Иван Петрович отворотился, стал смотреть на Дусю и повел ее вдаль.
За дорогой парк продолжался опять. Он стал еще диковатей и гуще. Попадались березы на белом колене; молодые, лохматые вдоль ствола тополя; круглые, масленые листья кустов, растущих зелеными из самой земли; небольшие поляны в малиновых цветиках — среди желтой, забытой, стоялой травы.
Они вышли в этот малиновый цвет и увидели в центре поляны шалаш. Составленный из разных повянувших веток, шалаш стоял прочно на теле земли. Он был брошен людьми, в нем давно никто не жил, но внутри сохранилась подстилка из трав. Две плетневые стены подпирали друг друга, не давая упасть шалашу под себя.
«Как же образуется шалаш? — пронеслось у Ивана Петровича. — Берут две стены и насильственно каждую нагибают к противной. Стены падают, но наткнувшись одна на другую, уперевшись друг в друга, они удерживаются на месте и дальше больше не упадут никогда, продолжая косо стоять опершись. И в этом шатком объеме вполне можно жить, даже и очень великому человеку, — как то и было однажды в недавнее время.»

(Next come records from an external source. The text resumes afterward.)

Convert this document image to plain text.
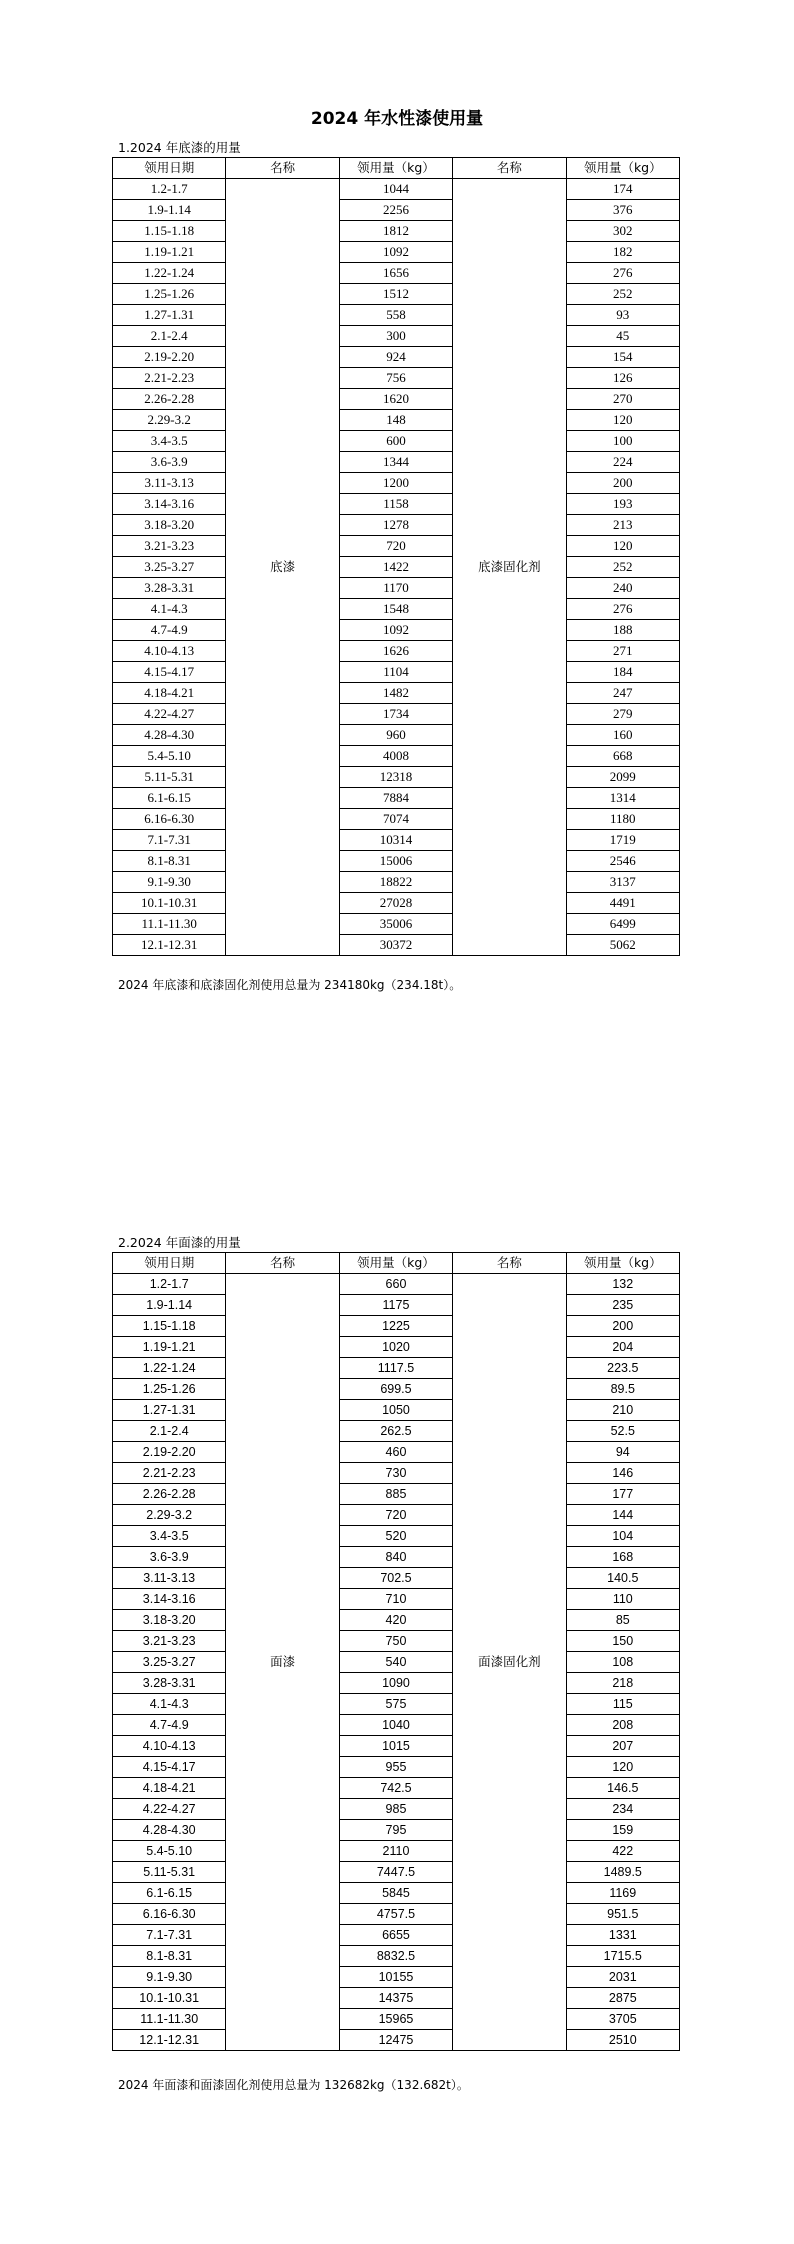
2024 年水性漆使用量
1.2024 年底漆的用量
领用日期	名称	领用量（kg）	名称	领用量（kg）
1.2-1.7	底漆	1044	底漆固化剂	174
1.9-1.14		2256		376
1.15-1.18		1812		302
1.19-1.21		1092		182
1.22-1.24		1656		276
1.25-1.26		1512		252
1.27-1.31		558		93
2.1-2.4		300		45
2.19-2.20		924		154
2.21-2.23		756		126
2.26-2.28		1620		270
2.29-3.2		148		120
3.4-3.5		600		100
3.6-3.9		1344		224
3.11-3.13		1200		200
3.14-3.16		1158		193
3.18-3.20		1278		213
3.21-3.23		720		120
3.25-3.27		1422		252
3.28-3.31		1170		240
4.1-4.3		1548		276
4.7-4.9		1092		188
4.10-4.13		1626		271
4.15-4.17		1104		184
4.18-4.21		1482		247
4.22-4.27		1734		279
4.28-4.30		960		160
5.4-5.10		4008		668
5.11-5.31		12318		2099
6.1-6.15		7884		1314
6.16-6.30		7074		1180
7.1-7.31		10314		1719
8.1-8.31		15006		2546
9.1-9.30		18822		3137
10.1-10.31		27028		4491
11.1-11.30		35006		6499
12.1-12.31		30372		5062
2024 年底漆和底漆固化剂使用总量为 234180kg（234.18t）。
2.2024 年面漆的用量
领用日期	名称	领用量（kg）	名称	领用量（kg）
1.2-1.7	面漆	660	面漆固化剂	132
1.9-1.14		1175		235
1.15-1.18		1225		200
1.19-1.21		1020		204
1.22-1.24		1117.5		223.5
1.25-1.26		699.5		89.5
1.27-1.31		1050		210
2.1-2.4		262.5		52.5
2.19-2.20		460		94
2.21-2.23		730		146
2.26-2.28		885		177
2.29-3.2		720		144
3.4-3.5		520		104
3.6-3.9		840		168
3.11-3.13		702.5		140.5
3.14-3.16		710		110
3.18-3.20		420		85
3.21-3.23		750		150
3.25-3.27		540		108
3.28-3.31		1090		218
4.1-4.3		575		115
4.7-4.9		1040		208
4.10-4.13		1015		207
4.15-4.17		955		120
4.18-4.21		742.5		146.5
4.22-4.27		985		234
4.28-4.30		795		159
5.4-5.10		2110		422
5.11-5.31		7447.5		1489.5
6.1-6.15		5845		1169
6.16-6.30		4757.5		951.5
7.1-7.31		6655		1331
8.1-8.31		8832.5		1715.5
9.1-9.30		10155		2031
10.1-10.31		14375		2875
11.1-11.30		15965		3705
12.1-12.31		12475		2510
2024 年面漆和面漆固化剂使用总量为 132682kg（132.682t）。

Ему захотелось забраться в шалаш; он вспомнил одно из главных впечатлений от детства, одну из немногих поездок в деревню. Он сидел на сеновале один, и шел дождь, он накрылся желтым бабушкиным полушубком и смотрел в небольшое окошко на дождь. Сеновал протекал, через щель в потолке по одной то и дело стекали крупные капли. Капли стукали гулко в дубленую кожу и прибавляли Ивану Петровичу — а тогда просто Ване — чувства удовольствия от крепкой защиты.
«Дождь идет, но не может ничего со мной сделать!» — думал он непрерывно одну только мысль.
Пришла соседская девочка Таня, как ее все называли — Танюша, такого же возраста, что и он, лет тринадцати, а может быть, несколько больше. Танюша забрала у него четверть шубы, укрыла себя по плечам и затылку и тоже стала смотреть за окно. Сеновал был общий на целый их дом, в котором у бабушки было пол дома; на другой половине жил Танин отец.
Ване нравилась она, как впрочем нравились многие, с кем он учился и вырос. Но уезжая в город, он только ее вспоминал по-особому и чёрт знает что себе с ней представлял.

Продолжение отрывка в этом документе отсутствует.